Dün Milliyet'te günün haberi, Başkan Bush'tan Başbakanımıza gelen mesaj idi.
Başkan Bush Amerikan şirketi Cargill'in Türkiye'deki sorunlarının çözümünü istiyordu.
Kimdir bu "Cargill"? Ne yapar? Sorunu nedir?
Cargill, ABD'nin Iowa eyaletinin Conover kentinde hububat ticareti yapmak için 1865 yılında kurulmuş bir şirkettir. Daha sonra büyümüş ve dünyaya yayılmıştır. Şimdilerde 61 ülkede faaliyet gösteriyor. Yıllık cirosu 60 milyar dolar. 2003 faaliyet kazancı 1 milyar dolar dolayında.

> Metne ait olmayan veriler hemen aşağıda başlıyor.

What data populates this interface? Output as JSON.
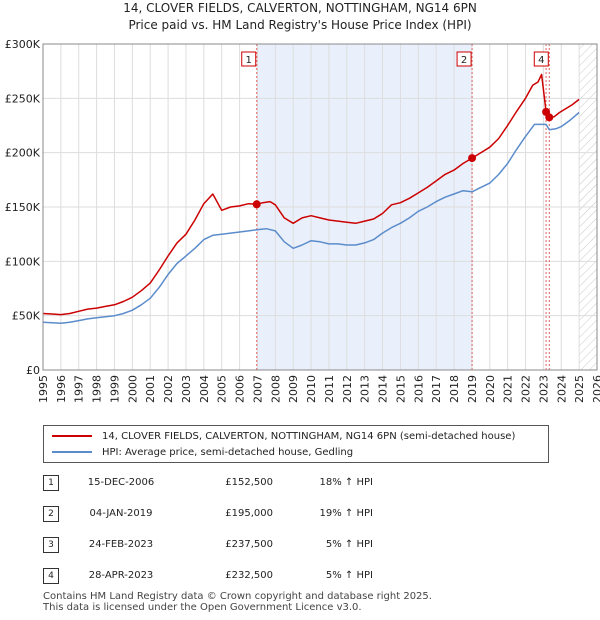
{
  "chart_data": {
    "type": "line",
    "title": "14, CLOVER FIELDS, CALVERTON, NOTTINGHAM, NG14 6PN",
    "subtitle": "Price paid vs. HM Land Registry's House Price Index (HPI)",
    "xlim": [
      1995,
      2026
    ],
    "ylim": [
      0,
      300000
    ],
    "x_ticks": [
      "1995",
      "1996",
      "1997",
      "1998",
      "1999",
      "2000",
      "2001",
      "2002",
      "2003",
      "2004",
      "2005",
      "2006",
      "2007",
      "2008",
      "2009",
      "2010",
      "2011",
      "2012",
      "2013",
      "2014",
      "2015",
      "2016",
      "2017",
      "2018",
      "2019",
      "2020",
      "2021",
      "2022",
      "2023",
      "2024",
      "2025",
      "2026"
    ],
    "y_ticks": [
      {
        "value": 0,
        "label": "£0"
      },
      {
        "value": 50000,
        "label": "£50K"
      },
      {
        "value": 100000,
        "label": "£100K"
      },
      {
        "value": 150000,
        "label": "£150K"
      },
      {
        "value": 200000,
        "label": "£200K"
      },
      {
        "value": 250000,
        "label": "£250K"
      },
      {
        "value": 300000,
        "label": "£300K"
      }
    ],
    "grid": true,
    "highlight_span": [
      2006.96,
      2019.01
    ],
    "future_hatch_from": 2025.0,
    "series": [
      {
        "name": "14, CLOVER FIELDS, CALVERTON, NOTTINGHAM, NG14 6PN (semi-detached house)",
        "color": "#cc0000",
        "x": [
          1995,
          1995.5,
          1996,
          1996.5,
          1997,
          1997.5,
          1998,
          1998.5,
          1999,
          1999.5,
          2000,
          2000.5,
          2001,
          2001.5,
          2002,
          2002.5,
          2003,
          2003.5,
          2004,
          2004.5,
          2005,
          2005.5,
          2006,
          2006.5,
          2006.96,
          2007.3,
          2007.7,
          2008,
          2008.5,
          2009,
          2009.5,
          2010,
          2010.5,
          2011,
          2011.5,
          2012,
          2012.5,
          2013,
          2013.5,
          2014,
          2014.5,
          2015,
          2015.5,
          2016,
          2016.5,
          2017,
          2017.5,
          2018,
          2018.5,
          2019.01,
          2019.5,
          2020,
          2020.5,
          2021,
          2021.5,
          2022,
          2022.4,
          2022.7,
          2022.9,
          2023.15,
          2023.33,
          2023.6,
          2023.9,
          2024.2,
          2024.6,
          2025.0
        ],
        "values": [
          52000,
          51500,
          51000,
          52000,
          54000,
          56000,
          57000,
          58500,
          60000,
          63000,
          67000,
          73000,
          80000,
          92000,
          105000,
          117000,
          125000,
          138000,
          153000,
          162000,
          147000,
          150000,
          151000,
          153000,
          152500,
          154000,
          155000,
          152000,
          140000,
          135000,
          140000,
          142000,
          140000,
          138000,
          137000,
          136000,
          135000,
          137000,
          139000,
          144000,
          152000,
          154000,
          158000,
          163000,
          168000,
          174000,
          180000,
          184000,
          190000,
          195000,
          200000,
          205000,
          213000,
          225000,
          238000,
          250000,
          262000,
          265000,
          272000,
          237500,
          232500,
          233000,
          237000,
          240000,
          244000,
          249000
        ]
      },
      {
        "name": "HPI: Average price, semi-detached house, Gedling",
        "color": "#5b8ccc",
        "x": [
          1995,
          1995.5,
          1996,
          1996.5,
          1997,
          1997.5,
          1998,
          1998.5,
          1999,
          1999.5,
          2000,
          2000.5,
          2001,
          2001.5,
          2002,
          2002.5,
          2003,
          2003.5,
          2004,
          2004.5,
          2005,
          2005.5,
          2006,
          2006.5,
          2006.96,
          2007.5,
          2008,
          2008.5,
          2009,
          2009.5,
          2010,
          2010.5,
          2011,
          2011.5,
          2012,
          2012.5,
          2013,
          2013.5,
          2014,
          2014.5,
          2015,
          2015.5,
          2016,
          2016.5,
          2017,
          2017.5,
          2018,
          2018.5,
          2019.01,
          2019.5,
          2020,
          2020.5,
          2021,
          2021.5,
          2022,
          2022.5,
          2022.9,
          2023.15,
          2023.33,
          2023.7,
          2024,
          2024.5,
          2025.0
        ],
        "values": [
          44000,
          43500,
          43000,
          44000,
          45500,
          47000,
          48000,
          49000,
          50000,
          52000,
          55000,
          60000,
          66000,
          76000,
          88000,
          98000,
          105000,
          112000,
          120000,
          124000,
          125000,
          126000,
          127000,
          128000,
          129000,
          130000,
          128000,
          118000,
          112000,
          115000,
          119000,
          118000,
          116000,
          116000,
          115000,
          115000,
          117000,
          120000,
          126000,
          131000,
          135000,
          140000,
          146000,
          150000,
          155000,
          159000,
          162000,
          165000,
          164000,
          168000,
          172000,
          180000,
          190000,
          203000,
          215000,
          226000,
          226000,
          226000,
          221000,
          222000,
          224000,
          230000,
          237000
        ]
      }
    ],
    "sales": [
      {
        "id": "1",
        "x": 2006.96,
        "value": 152500
      },
      {
        "id": "2",
        "x": 2019.01,
        "value": 195000
      },
      {
        "id": "3",
        "x": 2023.15,
        "value": 237500
      },
      {
        "id": "4",
        "x": 2023.33,
        "value": 232500
      }
    ],
    "marker_boxes": [
      {
        "id": "1",
        "x": 2006.96
      },
      {
        "id": "2",
        "x": 2019.01
      },
      {
        "id": "4",
        "x": 2023.33
      }
    ]
  },
  "title_line1": "14, CLOVER FIELDS, CALVERTON, NOTTINGHAM, NG14 6PN",
  "title_line2": "Price paid vs. HM Land Registry's House Price Index (HPI)",
  "legend": {
    "property_label": "14, CLOVER FIELDS, CALVERTON, NOTTINGHAM, NG14 6PN (semi-detached house)",
    "hpi_label": "HPI: Average price, semi-detached house, Gedling",
    "property_color": "#cc0000",
    "hpi_color": "#5b8ccc"
  },
  "transactions": [
    {
      "num": "1",
      "date": "15-DEC-2006",
      "price": "£152,500",
      "hpi": "18% ↑ HPI"
    },
    {
      "num": "2",
      "date": "04-JAN-2019",
      "price": "£195,000",
      "hpi": "19% ↑ HPI"
    },
    {
      "num": "3",
      "date": "24-FEB-2023",
      "price": "£237,500",
      "hpi": "5% ↑ HPI"
    },
    {
      "num": "4",
      "date": "28-APR-2023",
      "price": "£232,500",
      "hpi": "5% ↑ HPI"
    }
  ],
  "footer": {
    "line1": "Contains HM Land Registry data © Crown copyright and database right 2025.",
    "line2": "This data is licensed under the Open Government Licence v3.0."
  }
}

1960 yılından bu yana Türkiye ile iş yapıyor. 1986 yılında Türkiye'de şube açtı. Önce Pendik'te kurulu nişasta fabrikasını satın aldı. 1997 yılında Bursa'nın Orhangazi'sinde "mısır şurubu" üretmek için 90 milyon dolarlık bir fabrika kurdu. Hendek'te fındık işleme tesisi var. İşlenmiş fındık ihraç ediyor. Türkiye'ye hububat, yem, ayçiçeği ve pamuk ithal ederek piyasaya satıyor.
Cargill'in 2 sorunu var:
(1) Orhangazi'deki fabrikasını "birinci derece" tarım arazisine kurduğu için firma aleyhine 4 ayrı dava açıldı. Bu davalar nedeniyle üretim yapamaz hale geldi. Hükümet gizli bir kararname ile faaliyetine devamını sağladı.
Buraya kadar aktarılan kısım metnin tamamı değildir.